For laughs, Gartic Phone is free and instant; Karaoke, Use Your Words, and What the Dub?! work best when the group is willing to fully commit.

A good flow: Song Quiz or Wheel of Fortune to warm up, Jeopardy! or Kahoot at peak energy, and Karaoke to wind down.

Bring game night home with Weekend

Weekend turns your smart TV into a shared stage: the same board, the same clues, the same moment of suspense for everyone in the room at once. You shout your answers, the TV keeps score, and the whole room feels every correct answer and every spectacular miss together.

Weekend's lineup for groups who want everyone in the action:

  • Play Jeopardy! for classic quiz‑night categories.
  • Try Song Quiz and race to name each track.
  • Spin through Wheel of Fortune and solve word puzzles together.
  • Jump into Karaoke (on Roku) and sing while lyrics show on screen.​
  • Play 20 Questions (on Roku) for the classic yes-or-no question guessing challenge.

Weekend runs on Roku, Fire TV, Samsung, and LG smart TVs. Start your 7-day free trial and find out who in your group is better at trivia than they've been pretending.

FAQs

How does Weekend feel compared to Jackbox's phone-tap format?

Jackbox has everyone typing on phones with their heads down. Weekend puts the whole room on the same screen; shouting answers out loud, reacting together from round one. 

Which games on this list work best for groups that aren't very competitive?

Gartic Phone and Karaoke reward participation over performance; nobody's keeping serious score. Wheel of Fortune on Weekend feels collaborative even when you're technically competing. Hold off on Jeopardy! until the room has warmed up.

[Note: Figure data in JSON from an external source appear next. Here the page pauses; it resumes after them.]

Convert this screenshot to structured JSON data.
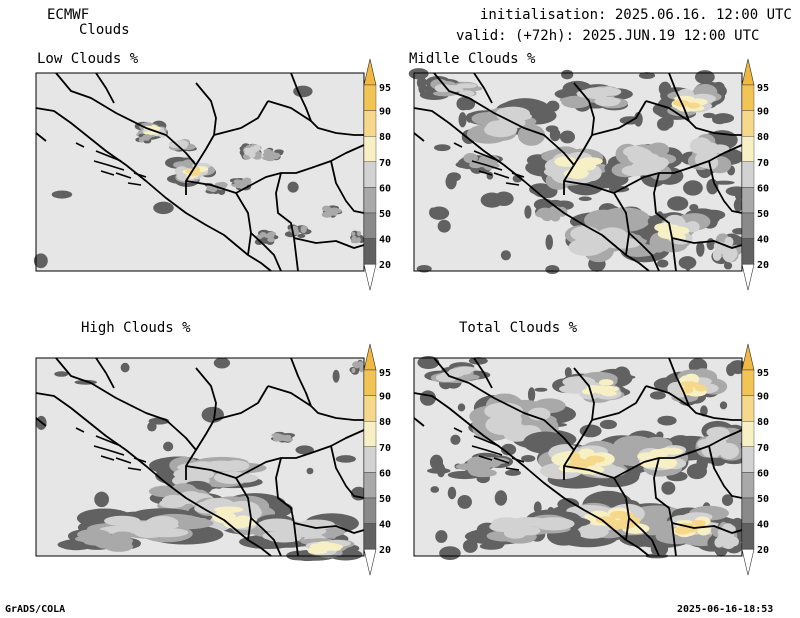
{
  "header": {
    "model": "ECMWF",
    "product": "Clouds",
    "init": "initialisation: 2025.06.16. 12:00 UTC",
    "valid": "valid: (+72h): 2025.JUN.19 12:00 UTC"
  },
  "panels": [
    {
      "id": "low",
      "title": "Low Clouds %"
    },
    {
      "id": "mid",
      "title": "Midlle Clouds %"
    },
    {
      "id": "high",
      "title": "High Clouds %"
    },
    {
      "id": "total",
      "title": "Total Clouds %"
    }
  ],
  "colorbar": {
    "ticks": [
      "95",
      "90",
      "80",
      "70",
      "60",
      "50",
      "40",
      "20"
    ],
    "colors": {
      "top": "#f0b840",
      "c90_95": "#f2c355",
      "c80_90": "#f5d88a",
      "c70_80": "#f7f0c4",
      "c60_70": "#d2d2d2",
      "c50_60": "#a9a9a9",
      "c40_50": "#8a8a8a",
      "c20_40": "#616161",
      "bottom": "#ffffff"
    }
  },
  "footer": {
    "left": "GrADS/COLA",
    "right": "2025-06-16-18:53"
  }
}
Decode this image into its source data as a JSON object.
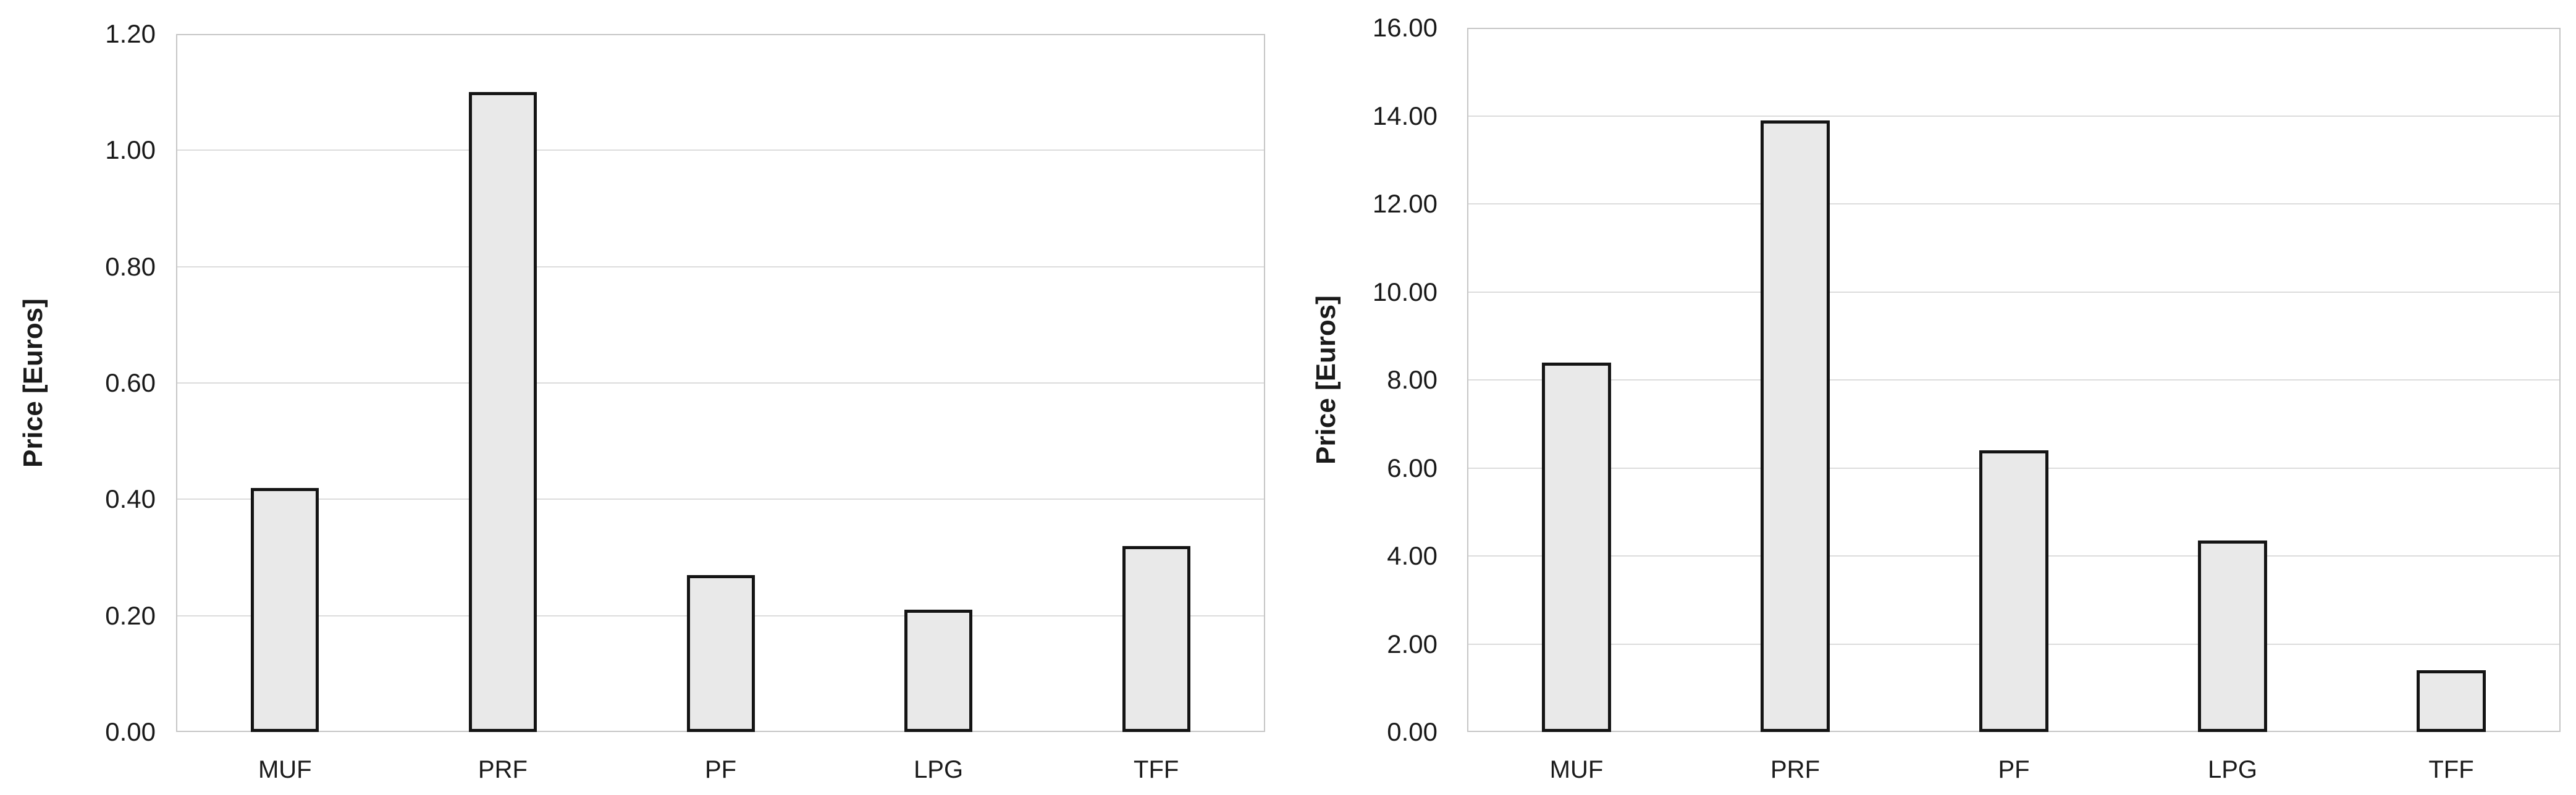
{
  "figure": {
    "background": "#ffffff"
  },
  "chart_data": [
    {
      "id": "adhesive-price-chart-left",
      "type": "bar",
      "title": "",
      "xlabel": "",
      "ylabel": "Price [Euros]",
      "categories": [
        "MUF",
        "PRF",
        "PF",
        "LPG",
        "TFF"
      ],
      "values": [
        0.42,
        1.1,
        0.27,
        0.21,
        0.32
      ],
      "ylim": [
        0,
        1.2
      ],
      "yticks": [
        0,
        0.2,
        0.4,
        0.6,
        0.8,
        1.0,
        1.2
      ],
      "ytick_labels": [
        "0.00",
        "0.20",
        "0.40",
        "0.60",
        "0.80",
        "1.00",
        "1.20"
      ],
      "grid": true,
      "legend": false,
      "colors": {
        "bar_fill": "#e9e9e9",
        "bar_border": "#141414",
        "gridline": "#dcdcdc",
        "plot_border": "#c6c6c6",
        "text": "#1a1a1a"
      }
    },
    {
      "id": "adhesive-price-chart-right",
      "type": "bar",
      "title": "",
      "xlabel": "",
      "ylabel": "Price [Euros]",
      "categories": [
        "MUF",
        "PRF",
        "PF",
        "LPG",
        "TFF"
      ],
      "values": [
        8.4,
        13.9,
        6.4,
        4.35,
        1.4
      ],
      "ylim": [
        0,
        16.0
      ],
      "yticks": [
        0,
        2.0,
        4.0,
        6.0,
        8.0,
        10.0,
        12.0,
        14.0,
        16.0
      ],
      "ytick_labels": [
        "0.00",
        "2.00",
        "4.00",
        "6.00",
        "8.00",
        "10.00",
        "12.00",
        "14.00",
        "16.00"
      ],
      "grid": true,
      "legend": false,
      "colors": {
        "bar_fill": "#e9e9e9",
        "bar_border": "#141414",
        "gridline": "#dcdcdc",
        "plot_border": "#c6c6c6",
        "text": "#1a1a1a"
      }
    }
  ]
}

Do I need strong trivia knowledge to enjoy any of these?

Not for most of them. Wheel of Fortune is a game of pattern recognition; Karaoke measures pitch; Song Quiz rewards music knowledge. Only Jeopardy! genuinely rewards a broad knowledge base.

What's it actually like when the whole group plays Weekend together?

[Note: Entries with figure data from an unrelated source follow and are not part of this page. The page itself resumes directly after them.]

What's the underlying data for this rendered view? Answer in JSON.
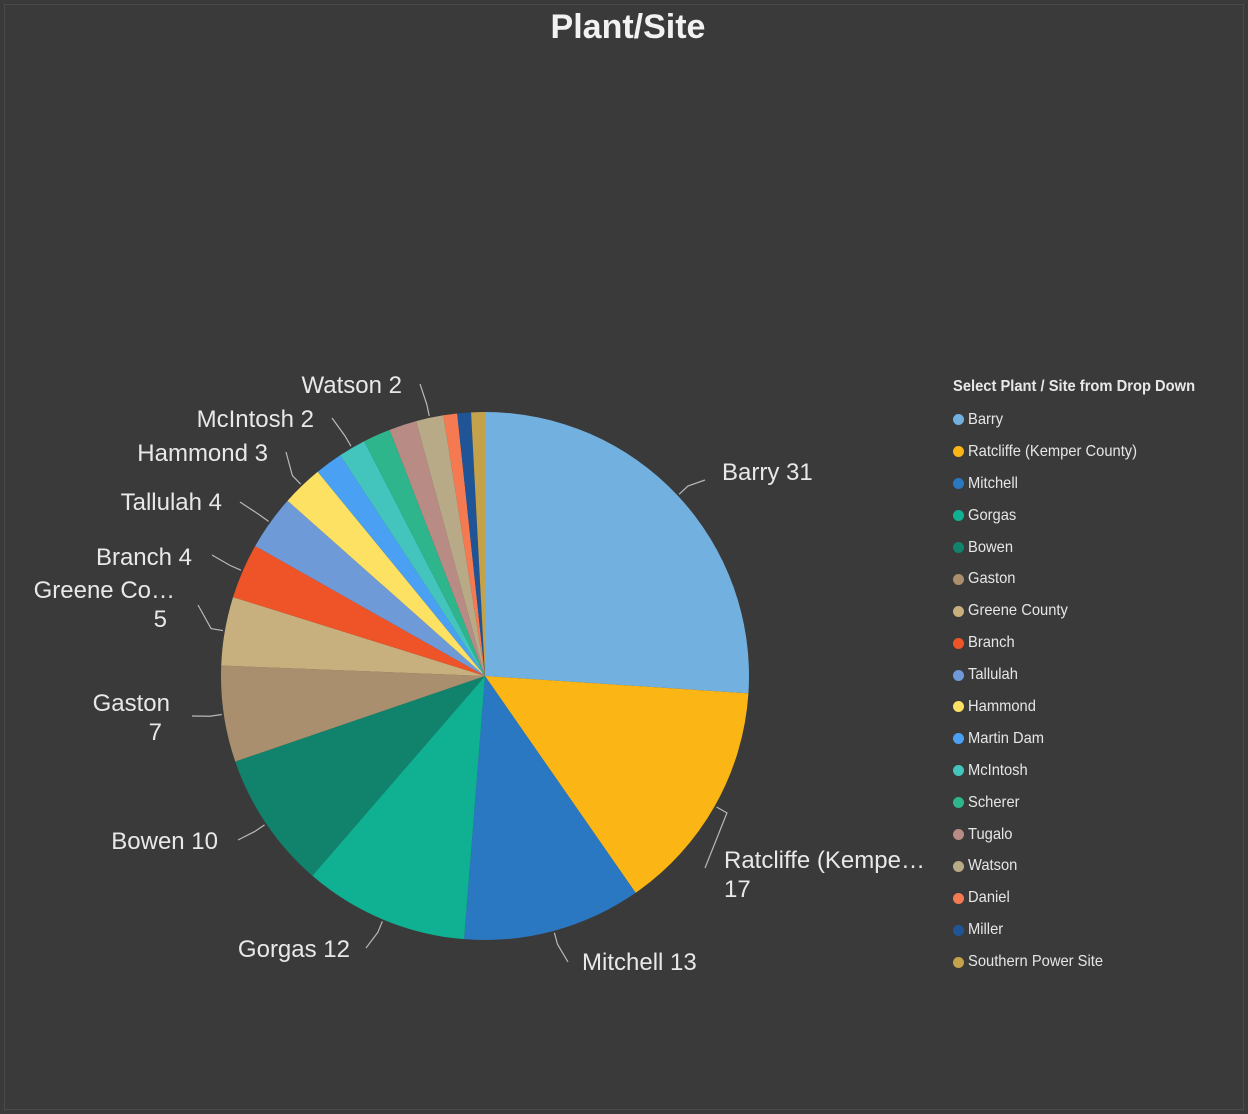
{
  "chart_data": {
    "type": "pie",
    "title": "Plant/Site",
    "legend_title": "Select Plant / Site from Drop Down",
    "legend_position": "right",
    "slices": [
      {
        "name": "Barry",
        "value": 31,
        "color": "#72b0e0",
        "label_line1": "Barry 31"
      },
      {
        "name": "Ratcliffe (Kemper County)",
        "value": 17,
        "color": "#fbb615",
        "label_line1": "Ratcliffe (Kempe…",
        "label_line2": "17"
      },
      {
        "name": "Mitchell",
        "value": 13,
        "color": "#2a78c2",
        "label_line1": "Mitchell 13"
      },
      {
        "name": "Gorgas",
        "value": 12,
        "color": "#10b092",
        "label_line1": "Gorgas 12"
      },
      {
        "name": "Bowen",
        "value": 10,
        "color": "#11836d",
        "label_line1": "Bowen 10"
      },
      {
        "name": "Gaston",
        "value": 7,
        "color": "#a98f6e",
        "label_line1": "Gaston",
        "label_line2": "7"
      },
      {
        "name": "Greene County",
        "value": 5,
        "color": "#c7b07d",
        "label_line1": "Greene Co…",
        "label_line2": "5"
      },
      {
        "name": "Branch",
        "value": 4,
        "color": "#ef5429",
        "label_line1": "Branch 4"
      },
      {
        "name": "Tallulah",
        "value": 4,
        "color": "#6f9ad8",
        "label_line1": "Tallulah 4"
      },
      {
        "name": "Hammond",
        "value": 3,
        "color": "#fde163",
        "label_line1": "Hammond 3"
      },
      {
        "name": "Martin Dam",
        "value": 2,
        "color": "#4aa1f4"
      },
      {
        "name": "McIntosh",
        "value": 2,
        "color": "#43c5be",
        "label_line1": "McIntosh 2"
      },
      {
        "name": "Scherer",
        "value": 2,
        "color": "#2eb58c"
      },
      {
        "name": "Tugalo",
        "value": 2,
        "color": "#b88b84"
      },
      {
        "name": "Watson",
        "value": 2,
        "color": "#b8aa86",
        "label_line1": "Watson 2"
      },
      {
        "name": "Daniel",
        "value": 1,
        "color": "#f57a52"
      },
      {
        "name": "Miller",
        "value": 1,
        "color": "#1f5597"
      },
      {
        "name": "Southern Power Site",
        "value": 1,
        "color": "#c4a24c"
      }
    ]
  }
}
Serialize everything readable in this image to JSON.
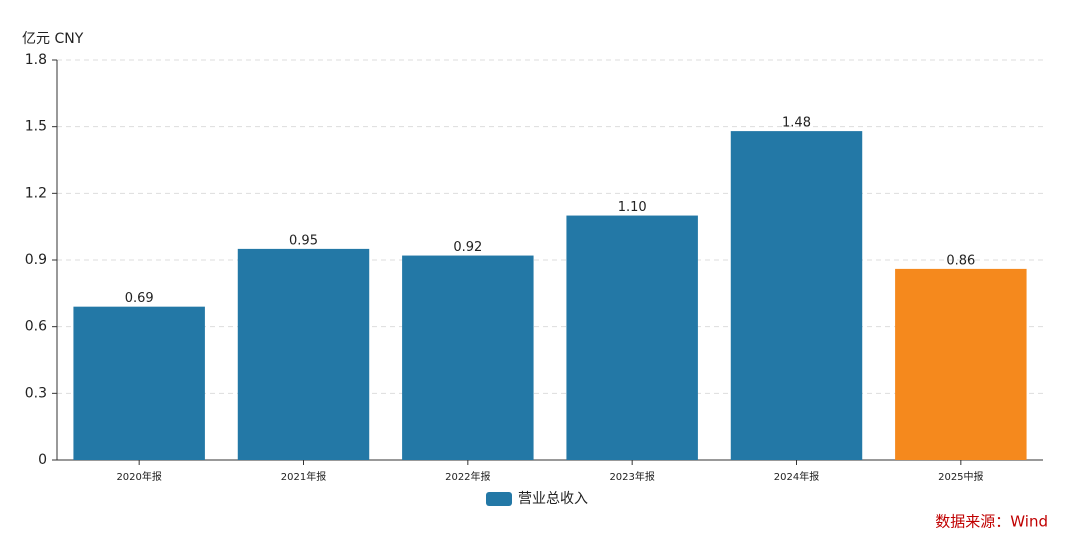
{
  "chart_data": {
    "type": "bar",
    "unit_label": "亿元  CNY",
    "categories": [
      "2020年报",
      "2021年报",
      "2022年报",
      "2023年报",
      "2024年报",
      "2025中报"
    ],
    "series": [
      {
        "name": "营业总收入",
        "color": "#2378a6",
        "colors": [
          "#2378a6",
          "#2378a6",
          "#2378a6",
          "#2378a6",
          "#2378a6",
          "#f5891d"
        ],
        "values": [
          0.69,
          0.95,
          0.92,
          1.1,
          1.48,
          0.86
        ],
        "value_labels": [
          "0.69",
          "0.95",
          "0.92",
          "1.10",
          "1.48",
          "0.86"
        ]
      }
    ],
    "ylim": [
      0,
      1.8
    ],
    "yticks": [
      0,
      0.3,
      0.6,
      0.9,
      1.2,
      1.5,
      1.8
    ],
    "grid": true,
    "source": "数据来源：Wind"
  }
}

Everyone faces the TV and competes at the same time. In Jeopardy!, the board goes up, and the room starts arguing about categories; in Song Quiz, someone shouts an answer before the clip finishes. The shouting and reactions handle everything else.

Which of these games works best for very large groups?

Kahoot supports 50+ players and is the most scalable option. For Weekend, Song Quiz, Wheel of Fortune, and Jeopardy! handle larger groups well. Everyone competes simultaneously, no rotation. Gartic Phone works up to 30 players with no setup beyond a shared link.